No we aren't. You asked about a narrative that changed the observation of the world outside of the mind. Measurement is all that matters in this realm of epistemology.
I suppose, yes, the observer does have to accept the narrative. That being said, a flat earther running an experiment to test if the world is flat does make the same observations as someone who believes the world is round, they just either contort their worldview to match or reject the observation entirely. They don't run an experiment and get different results. Such as in this clip in which a flat earther observes the exact same phenomenon as everyone else. He may choose to reject it, but the observation is the same.

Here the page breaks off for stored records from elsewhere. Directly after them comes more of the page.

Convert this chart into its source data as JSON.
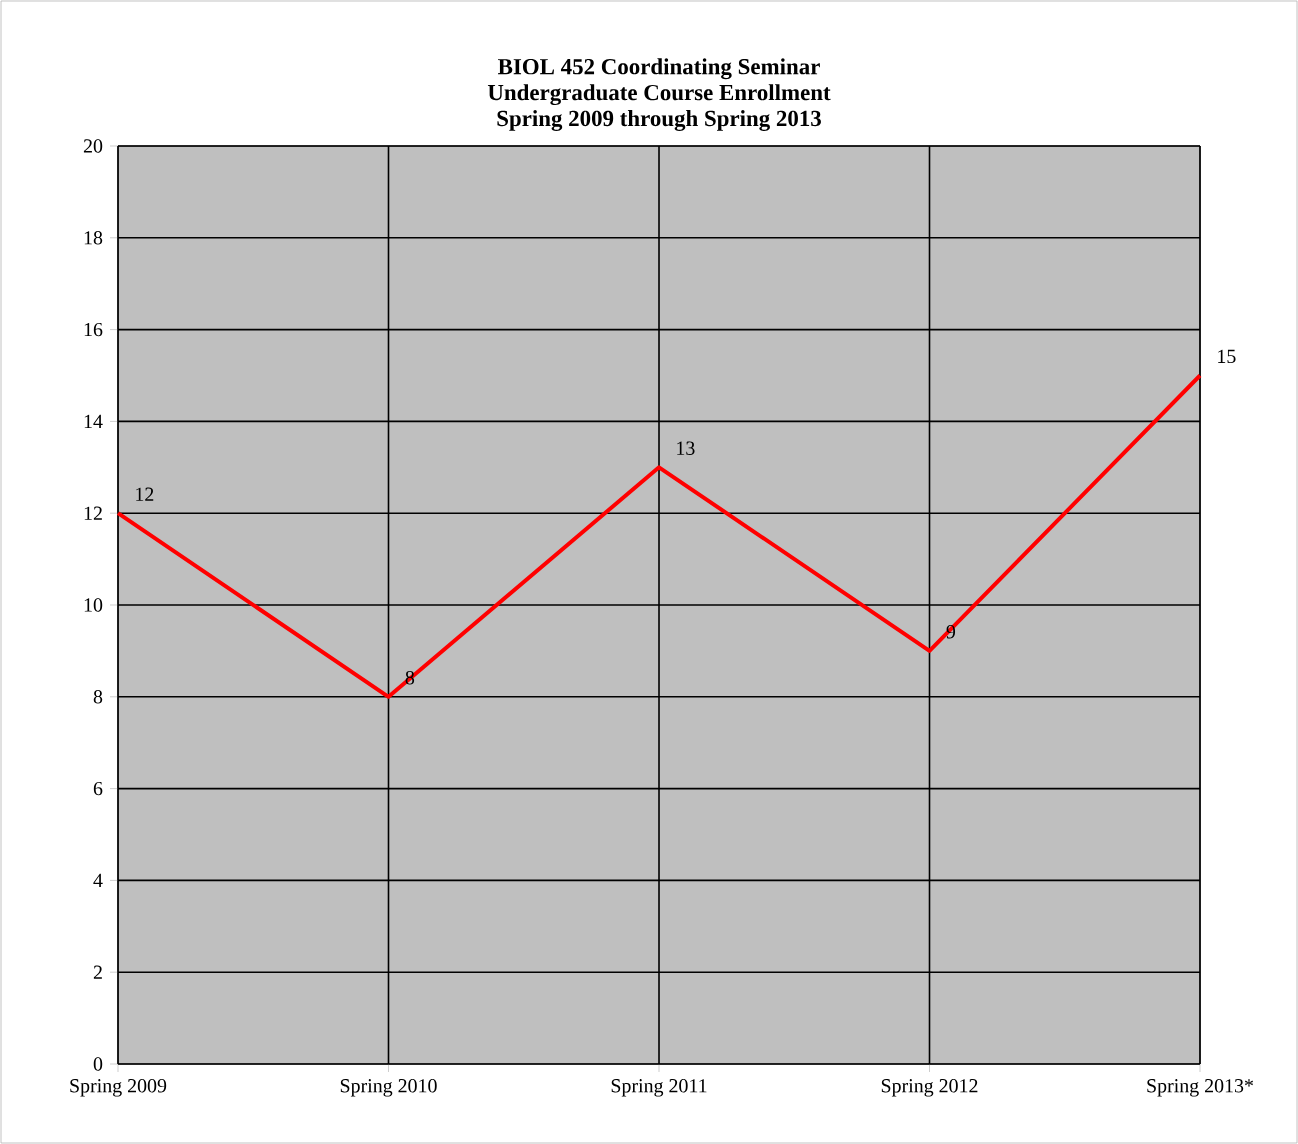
{
  "chart_data": {
    "type": "line",
    "title": "BIOL 452 Coordinating Seminar\nUndergraduate Course Enrollment\nSpring 2009 through Spring 2013",
    "categories": [
      "Spring 2009",
      "Spring 2010",
      "Spring 2011",
      "Spring 2012",
      "Spring 2013*"
    ],
    "series": [
      {
        "color": "#ff0000",
        "values": [
          12,
          8,
          13,
          9,
          15
        ]
      }
    ],
    "ylim": [
      0,
      20
    ],
    "yticks": [
      0,
      2,
      4,
      6,
      8,
      10,
      12,
      14,
      16,
      18,
      20
    ],
    "grid": true,
    "data_labels": true,
    "marker": "none",
    "line_style": "solid"
  }
}
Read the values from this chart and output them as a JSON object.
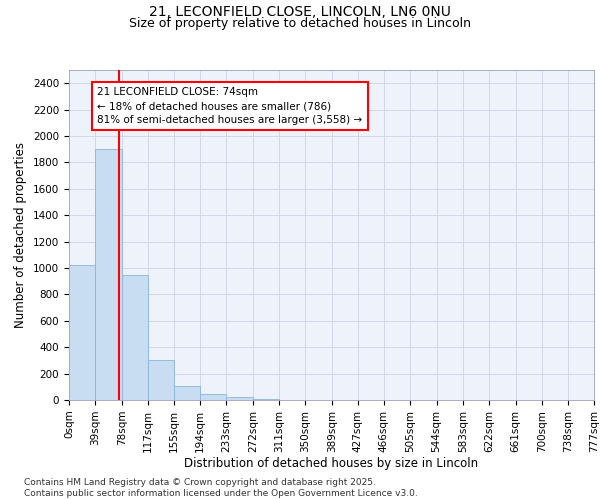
{
  "title_line1": "21, LECONFIELD CLOSE, LINCOLN, LN6 0NU",
  "title_line2": "Size of property relative to detached houses in Lincoln",
  "xlabel": "Distribution of detached houses by size in Lincoln",
  "ylabel": "Number of detached properties",
  "bar_color": "#c9ddf2",
  "bar_edge_color": "#8ab4d8",
  "grid_color": "#d0d8e8",
  "background_color": "#eef2fa",
  "property_line_x": 74,
  "property_line_color": "red",
  "annotation_text": "21 LECONFIELD CLOSE: 74sqm\n← 18% of detached houses are smaller (786)\n81% of semi-detached houses are larger (3,558) →",
  "bin_edges": [
    0,
    39,
    78,
    117,
    155,
    194,
    233,
    272,
    311,
    350,
    389,
    427,
    466,
    505,
    544,
    583,
    622,
    661,
    700,
    738,
    777
  ],
  "bin_labels": [
    "0sqm",
    "39sqm",
    "78sqm",
    "117sqm",
    "155sqm",
    "194sqm",
    "233sqm",
    "272sqm",
    "311sqm",
    "350sqm",
    "389sqm",
    "427sqm",
    "466sqm",
    "505sqm",
    "544sqm",
    "583sqm",
    "622sqm",
    "661sqm",
    "700sqm",
    "738sqm",
    "777sqm"
  ],
  "bar_heights": [
    1025,
    1900,
    950,
    300,
    105,
    45,
    25,
    10,
    3,
    1,
    0,
    0,
    0,
    0,
    0,
    0,
    0,
    0,
    0,
    0
  ],
  "ylim": [
    0,
    2500
  ],
  "yticks": [
    0,
    200,
    400,
    600,
    800,
    1000,
    1200,
    1400,
    1600,
    1800,
    2000,
    2200,
    2400
  ],
  "footer": "Contains HM Land Registry data © Crown copyright and database right 2025.\nContains public sector information licensed under the Open Government Licence v3.0.",
  "title1_fontsize": 10,
  "title2_fontsize": 9,
  "tick_fontsize": 7.5,
  "axis_label_fontsize": 8.5,
  "footer_fontsize": 6.5,
  "annot_fontsize": 7.5
}
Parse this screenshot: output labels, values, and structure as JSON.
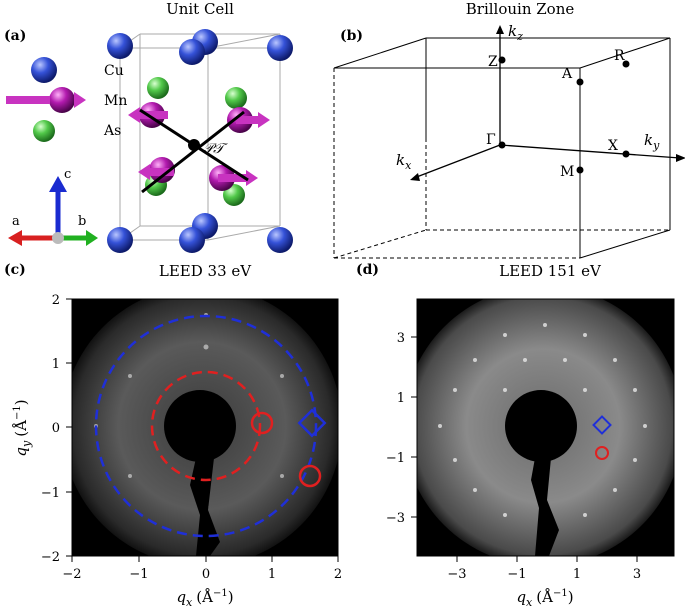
{
  "panels": {
    "a": {
      "label": "(a)",
      "title": "Unit Cell",
      "legend": [
        {
          "label": "Cu",
          "color": "#2b49c6"
        },
        {
          "label": "Mn",
          "color": "#a0129a"
        },
        {
          "label": "As",
          "color": "#3cb43c"
        }
      ],
      "axes": {
        "a": "a",
        "b": "b",
        "c": "c"
      },
      "pt_label": "𝒫𝒯"
    },
    "b": {
      "label": "(b)",
      "title": "Brillouin Zone",
      "axis_labels": {
        "kz": "k",
        "kz_sub": "z",
        "ky": "k",
        "ky_sub": "y",
        "kx": "k",
        "kx_sub": "x"
      },
      "points": [
        "Z",
        "A",
        "R",
        "Γ",
        "X",
        "M"
      ]
    },
    "c": {
      "label": "(c)",
      "title": "LEED 33 eV",
      "xlabel": "q",
      "xlabel_sub": "x",
      "xlabel_unit": "(Å",
      "xlabel_exp": "−1",
      "xlabel_close": ")",
      "ylabel": "q",
      "ylabel_sub": "y",
      "ylabel_unit": "(Å",
      "ylabel_exp": "−1",
      "ylabel_close": ")",
      "xticks": [
        "−2",
        "−1",
        "0",
        "1",
        "2"
      ],
      "yticks": [
        "2",
        "1",
        "0",
        "−1",
        "−2"
      ]
    },
    "d": {
      "label": "(d)",
      "title": "LEED 151 eV",
      "xlabel": "q",
      "xlabel_sub": "x",
      "xlabel_unit": "(Å",
      "xlabel_exp": "−1",
      "xlabel_close": ")",
      "xticks": [
        "−3",
        "−1",
        "1",
        "3"
      ],
      "yticks": [
        "3",
        "1",
        "−1",
        "−3"
      ]
    }
  },
  "colors": {
    "blue": "#1f2fd8",
    "red": "#e02020",
    "cu": "#2b49c6",
    "mn": "#a0129a",
    "as": "#3cb43c"
  }
}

It wouldn't be relevant if we couldn't influence it, but we can influence it.
https://hexbear.net/comment/3894130
Some, yes. But not one that carries the cultural baggage with which you associate the term "existence". It does not imply that there exists matter, or nonconscious entities.
If we are to propose that reality exists, then we must have some consistent theory of reality that does not invalidate itself. Hoffman proves that mainstream realism invalidates itself. In the absence of a coherent model, the null hypothesis of solipsism is supported by Occam's razor. You seem to think realism is the null hypothesis, which is as strange as it is to say that a teapot orbiting mars is the null hypothesis.
The skyscrapers, dams, and bridges are representations of what may be some unknown part of some unknown conscious entity, according to Hoffman. Hoffman does not believe consciousness is exclusive to human beings.
We know there are such things as conscious entities because we're conscious entities. We have no evidence that there exist such things as non-conscious entities, and Occam's razor says we shouldn't take their existence on faith.
Conscious realism is the subject of one single chapter out of a whole book of proofs that realism is false. Hoffman states in the book that he put the section on conscious realism at the end because he doesn't want people to over-focus on it. This is just a proposed model and he hasn't put a lot of study into fleshing it out and testing it, in comparison with his work disproving realism. He suggests conscious realism only because he knew that some people aren't going to buy a single thing he says if he can't present an alternative theory. His primary goal was to refute the existing theory. He's a cognitive scientist, not a philosopher. He just wanted to prove that brains don't represent truth, because that's cognitive science. He's not in the business of inventing worldviews, he's just in the business of one narrow corner of science.
Hoffman explored these questions as an answer to the hard problem of consciousness: how can neurons give rise to consciousness. Hoffman says they don't. It's the other way around.
I find unrealism valuable because it makes my chaos magic stronger and lets me do more to help trans people. I also think the revolution must be unreal in order to effect lasting change. Realism was used to justify cultural genocide of indigenous ways of thinking. That's crap and we should stop doing that.